DNS queries and responses have historically been sent as plaintext, potentially compromising the privacy of internet users – including visitors to encrypted HTTPS websites. DoH prevents potential attackers and/or government authorities from reading users’ DNS queries, and also buries DNS traffic on port
443 (the standard HTTPS port), where it is difficult to distinguish from other encrypted traffic.
DoH in Chrome and Firefox
- The Chromium Blog announced on September 10, 2019 that Chrome 78 will include an experiment that will use DoH if the user’s existing DNS provider is on a list of selected DoH-compatible providers included with the browser.
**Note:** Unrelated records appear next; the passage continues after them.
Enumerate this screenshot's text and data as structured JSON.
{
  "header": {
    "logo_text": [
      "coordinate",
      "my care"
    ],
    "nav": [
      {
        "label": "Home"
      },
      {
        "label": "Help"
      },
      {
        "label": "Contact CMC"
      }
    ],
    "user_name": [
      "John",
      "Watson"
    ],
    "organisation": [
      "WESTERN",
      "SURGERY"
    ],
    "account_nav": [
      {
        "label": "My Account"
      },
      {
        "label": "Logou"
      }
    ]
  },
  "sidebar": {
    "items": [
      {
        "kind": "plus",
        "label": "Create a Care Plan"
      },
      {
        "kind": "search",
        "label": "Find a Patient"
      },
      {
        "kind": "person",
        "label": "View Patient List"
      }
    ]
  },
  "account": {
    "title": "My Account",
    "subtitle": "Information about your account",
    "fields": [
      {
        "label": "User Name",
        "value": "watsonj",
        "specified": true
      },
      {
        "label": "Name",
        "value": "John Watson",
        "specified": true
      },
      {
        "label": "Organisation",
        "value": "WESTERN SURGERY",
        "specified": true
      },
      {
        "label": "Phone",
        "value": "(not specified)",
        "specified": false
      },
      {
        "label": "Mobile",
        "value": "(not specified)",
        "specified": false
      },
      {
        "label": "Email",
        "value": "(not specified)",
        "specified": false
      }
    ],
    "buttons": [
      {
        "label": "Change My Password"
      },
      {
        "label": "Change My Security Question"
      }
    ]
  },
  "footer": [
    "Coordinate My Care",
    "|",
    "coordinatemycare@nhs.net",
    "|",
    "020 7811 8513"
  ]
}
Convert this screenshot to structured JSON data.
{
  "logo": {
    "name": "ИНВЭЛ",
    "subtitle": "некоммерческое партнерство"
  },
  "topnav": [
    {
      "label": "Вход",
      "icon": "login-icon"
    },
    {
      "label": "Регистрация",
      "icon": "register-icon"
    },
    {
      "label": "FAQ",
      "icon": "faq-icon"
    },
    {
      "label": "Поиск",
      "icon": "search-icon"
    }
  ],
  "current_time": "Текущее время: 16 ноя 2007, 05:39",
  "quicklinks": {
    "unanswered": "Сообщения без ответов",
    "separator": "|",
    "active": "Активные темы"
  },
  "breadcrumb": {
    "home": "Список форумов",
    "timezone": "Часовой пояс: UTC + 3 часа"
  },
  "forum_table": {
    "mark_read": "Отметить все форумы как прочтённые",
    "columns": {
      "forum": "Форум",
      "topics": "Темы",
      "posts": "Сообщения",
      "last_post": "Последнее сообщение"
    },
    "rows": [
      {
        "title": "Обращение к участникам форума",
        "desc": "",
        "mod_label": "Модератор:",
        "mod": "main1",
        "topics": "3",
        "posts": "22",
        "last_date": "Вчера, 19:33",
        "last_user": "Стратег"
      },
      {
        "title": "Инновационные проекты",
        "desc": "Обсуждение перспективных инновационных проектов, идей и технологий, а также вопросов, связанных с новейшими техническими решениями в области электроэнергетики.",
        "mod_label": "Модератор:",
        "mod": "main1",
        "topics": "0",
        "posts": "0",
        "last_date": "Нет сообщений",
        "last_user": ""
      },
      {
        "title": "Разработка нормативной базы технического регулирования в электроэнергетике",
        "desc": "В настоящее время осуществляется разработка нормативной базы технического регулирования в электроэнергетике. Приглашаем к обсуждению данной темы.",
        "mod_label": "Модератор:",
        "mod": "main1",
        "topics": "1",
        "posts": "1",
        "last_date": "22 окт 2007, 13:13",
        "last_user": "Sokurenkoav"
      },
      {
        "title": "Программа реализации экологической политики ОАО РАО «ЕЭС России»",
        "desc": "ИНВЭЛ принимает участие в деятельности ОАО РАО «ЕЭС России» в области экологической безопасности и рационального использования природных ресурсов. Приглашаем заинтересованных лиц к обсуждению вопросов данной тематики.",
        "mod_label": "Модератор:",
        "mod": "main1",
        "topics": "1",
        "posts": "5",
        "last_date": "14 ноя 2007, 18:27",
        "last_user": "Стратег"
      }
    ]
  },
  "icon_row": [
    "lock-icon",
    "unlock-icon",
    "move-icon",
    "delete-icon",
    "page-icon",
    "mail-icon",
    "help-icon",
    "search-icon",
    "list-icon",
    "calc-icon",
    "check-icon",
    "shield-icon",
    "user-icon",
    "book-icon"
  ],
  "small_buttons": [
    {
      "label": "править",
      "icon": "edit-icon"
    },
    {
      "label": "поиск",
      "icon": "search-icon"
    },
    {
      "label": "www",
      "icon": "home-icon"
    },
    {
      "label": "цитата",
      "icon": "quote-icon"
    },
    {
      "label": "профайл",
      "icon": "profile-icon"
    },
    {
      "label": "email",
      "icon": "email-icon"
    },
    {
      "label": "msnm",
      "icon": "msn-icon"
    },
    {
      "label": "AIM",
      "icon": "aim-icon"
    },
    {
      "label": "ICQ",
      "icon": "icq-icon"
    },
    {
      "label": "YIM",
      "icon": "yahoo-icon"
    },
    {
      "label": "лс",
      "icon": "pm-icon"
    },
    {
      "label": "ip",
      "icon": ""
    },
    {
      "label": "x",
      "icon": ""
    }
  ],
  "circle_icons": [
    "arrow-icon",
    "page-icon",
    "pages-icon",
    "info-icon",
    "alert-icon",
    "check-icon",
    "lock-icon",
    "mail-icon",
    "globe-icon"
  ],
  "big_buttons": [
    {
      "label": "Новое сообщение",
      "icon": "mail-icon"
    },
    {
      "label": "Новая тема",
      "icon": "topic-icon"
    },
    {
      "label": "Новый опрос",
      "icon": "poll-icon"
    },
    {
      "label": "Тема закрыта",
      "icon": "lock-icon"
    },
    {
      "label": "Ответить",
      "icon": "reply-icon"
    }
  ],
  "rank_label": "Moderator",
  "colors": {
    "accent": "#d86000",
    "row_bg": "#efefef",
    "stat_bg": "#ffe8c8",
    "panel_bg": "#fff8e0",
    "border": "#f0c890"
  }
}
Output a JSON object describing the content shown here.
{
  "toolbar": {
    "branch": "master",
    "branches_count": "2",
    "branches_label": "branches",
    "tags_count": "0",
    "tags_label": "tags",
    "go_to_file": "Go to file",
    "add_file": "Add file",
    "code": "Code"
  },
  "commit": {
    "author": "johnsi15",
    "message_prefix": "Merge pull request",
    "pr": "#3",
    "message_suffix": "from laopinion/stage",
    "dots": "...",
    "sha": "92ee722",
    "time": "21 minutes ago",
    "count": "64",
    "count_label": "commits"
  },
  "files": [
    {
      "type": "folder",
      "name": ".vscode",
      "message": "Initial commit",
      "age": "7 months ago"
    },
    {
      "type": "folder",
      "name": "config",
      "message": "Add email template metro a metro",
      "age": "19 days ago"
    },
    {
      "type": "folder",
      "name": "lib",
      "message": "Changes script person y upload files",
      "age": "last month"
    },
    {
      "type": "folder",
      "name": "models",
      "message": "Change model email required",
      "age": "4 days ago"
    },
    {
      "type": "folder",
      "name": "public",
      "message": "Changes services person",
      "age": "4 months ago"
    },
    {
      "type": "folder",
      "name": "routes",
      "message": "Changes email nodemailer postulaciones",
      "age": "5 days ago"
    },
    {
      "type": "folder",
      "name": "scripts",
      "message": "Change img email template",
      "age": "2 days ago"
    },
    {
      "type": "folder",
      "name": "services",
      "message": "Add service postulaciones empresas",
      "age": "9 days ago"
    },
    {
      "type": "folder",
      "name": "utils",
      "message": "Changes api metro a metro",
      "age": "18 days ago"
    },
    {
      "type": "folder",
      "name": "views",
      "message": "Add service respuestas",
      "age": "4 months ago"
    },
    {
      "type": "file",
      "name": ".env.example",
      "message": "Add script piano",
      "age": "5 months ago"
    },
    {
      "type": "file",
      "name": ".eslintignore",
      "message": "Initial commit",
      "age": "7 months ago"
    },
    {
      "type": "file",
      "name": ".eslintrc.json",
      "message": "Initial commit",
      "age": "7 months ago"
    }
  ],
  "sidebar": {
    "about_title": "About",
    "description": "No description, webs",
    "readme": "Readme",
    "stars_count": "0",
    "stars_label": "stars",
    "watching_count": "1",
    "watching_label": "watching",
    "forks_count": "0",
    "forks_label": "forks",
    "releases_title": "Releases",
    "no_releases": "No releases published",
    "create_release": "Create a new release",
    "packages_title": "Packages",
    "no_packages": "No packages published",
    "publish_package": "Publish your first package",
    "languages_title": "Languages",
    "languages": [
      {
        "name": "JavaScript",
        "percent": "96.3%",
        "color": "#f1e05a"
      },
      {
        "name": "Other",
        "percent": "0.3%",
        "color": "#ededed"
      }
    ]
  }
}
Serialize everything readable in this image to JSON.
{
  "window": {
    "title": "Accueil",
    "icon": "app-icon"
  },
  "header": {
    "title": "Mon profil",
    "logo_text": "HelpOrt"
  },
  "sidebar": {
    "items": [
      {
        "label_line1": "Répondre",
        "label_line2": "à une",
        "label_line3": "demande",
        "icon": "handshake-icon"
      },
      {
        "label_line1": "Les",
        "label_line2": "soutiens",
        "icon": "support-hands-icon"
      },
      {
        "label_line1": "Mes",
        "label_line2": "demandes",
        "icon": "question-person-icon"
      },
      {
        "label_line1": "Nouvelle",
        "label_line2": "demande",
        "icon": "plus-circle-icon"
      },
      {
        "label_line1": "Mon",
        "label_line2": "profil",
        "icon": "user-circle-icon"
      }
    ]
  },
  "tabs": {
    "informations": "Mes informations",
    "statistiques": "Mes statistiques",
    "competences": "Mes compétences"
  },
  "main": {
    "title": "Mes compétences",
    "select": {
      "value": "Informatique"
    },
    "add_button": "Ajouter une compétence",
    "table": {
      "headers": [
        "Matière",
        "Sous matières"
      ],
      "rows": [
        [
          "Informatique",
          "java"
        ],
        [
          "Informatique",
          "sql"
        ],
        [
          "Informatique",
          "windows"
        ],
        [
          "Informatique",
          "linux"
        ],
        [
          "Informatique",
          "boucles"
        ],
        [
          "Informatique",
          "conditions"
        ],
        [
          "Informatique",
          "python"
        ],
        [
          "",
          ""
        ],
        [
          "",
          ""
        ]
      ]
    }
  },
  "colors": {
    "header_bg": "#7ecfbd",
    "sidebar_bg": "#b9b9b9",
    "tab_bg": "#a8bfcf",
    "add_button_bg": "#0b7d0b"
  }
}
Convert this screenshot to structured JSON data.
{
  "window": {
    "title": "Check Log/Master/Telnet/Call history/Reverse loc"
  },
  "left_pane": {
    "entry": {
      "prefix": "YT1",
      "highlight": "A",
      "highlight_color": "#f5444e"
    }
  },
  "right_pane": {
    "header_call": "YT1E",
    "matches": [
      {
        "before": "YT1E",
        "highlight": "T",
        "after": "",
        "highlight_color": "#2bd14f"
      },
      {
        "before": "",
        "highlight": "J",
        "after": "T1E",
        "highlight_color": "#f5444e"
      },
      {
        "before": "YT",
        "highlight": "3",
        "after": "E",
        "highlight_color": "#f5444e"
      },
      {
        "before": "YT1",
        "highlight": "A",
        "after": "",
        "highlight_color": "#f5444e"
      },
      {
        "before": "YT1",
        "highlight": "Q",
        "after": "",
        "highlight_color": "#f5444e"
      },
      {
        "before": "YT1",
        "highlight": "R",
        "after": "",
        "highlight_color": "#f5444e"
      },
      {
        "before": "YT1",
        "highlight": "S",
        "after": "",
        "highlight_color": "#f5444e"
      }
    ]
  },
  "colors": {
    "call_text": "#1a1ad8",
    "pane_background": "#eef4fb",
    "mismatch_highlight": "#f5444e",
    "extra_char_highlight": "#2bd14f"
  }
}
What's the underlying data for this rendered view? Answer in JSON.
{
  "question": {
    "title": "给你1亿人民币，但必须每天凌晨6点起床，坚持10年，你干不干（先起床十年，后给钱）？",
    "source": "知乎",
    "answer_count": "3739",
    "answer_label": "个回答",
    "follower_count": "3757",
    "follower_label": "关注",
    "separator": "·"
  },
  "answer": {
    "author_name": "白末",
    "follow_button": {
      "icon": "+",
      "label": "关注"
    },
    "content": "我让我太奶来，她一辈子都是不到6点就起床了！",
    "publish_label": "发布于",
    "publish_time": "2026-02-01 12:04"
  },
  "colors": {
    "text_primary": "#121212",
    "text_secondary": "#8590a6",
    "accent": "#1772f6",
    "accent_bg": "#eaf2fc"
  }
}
If the user’s provider is not on the list, the browser will fall back to the plain-text DNS protocol.
- Mozilla announced on September 6, 2019 that they will be rolling out DoH as a default setting for its Firefox browser in the USA “starting in late September.” Mozilla’s plan has been criticized because, unlike Google’s implementation, Firefox will use Cloudflare’s DoH servers by default (although the user may manually specify another provider).
What About DNS over TLS?
DNS over TLS (DoT), published by the IETF in RFCs 7858 and 8310, is similar to DoH in that it encrypts DNS queries and responses; however, DoT operates over port
853 (as opposed to DoH’s port
443). In support of DoT over DoH, some network security experts argue that using a distinct port for DNS requests is essential for effective traffic inspection and control.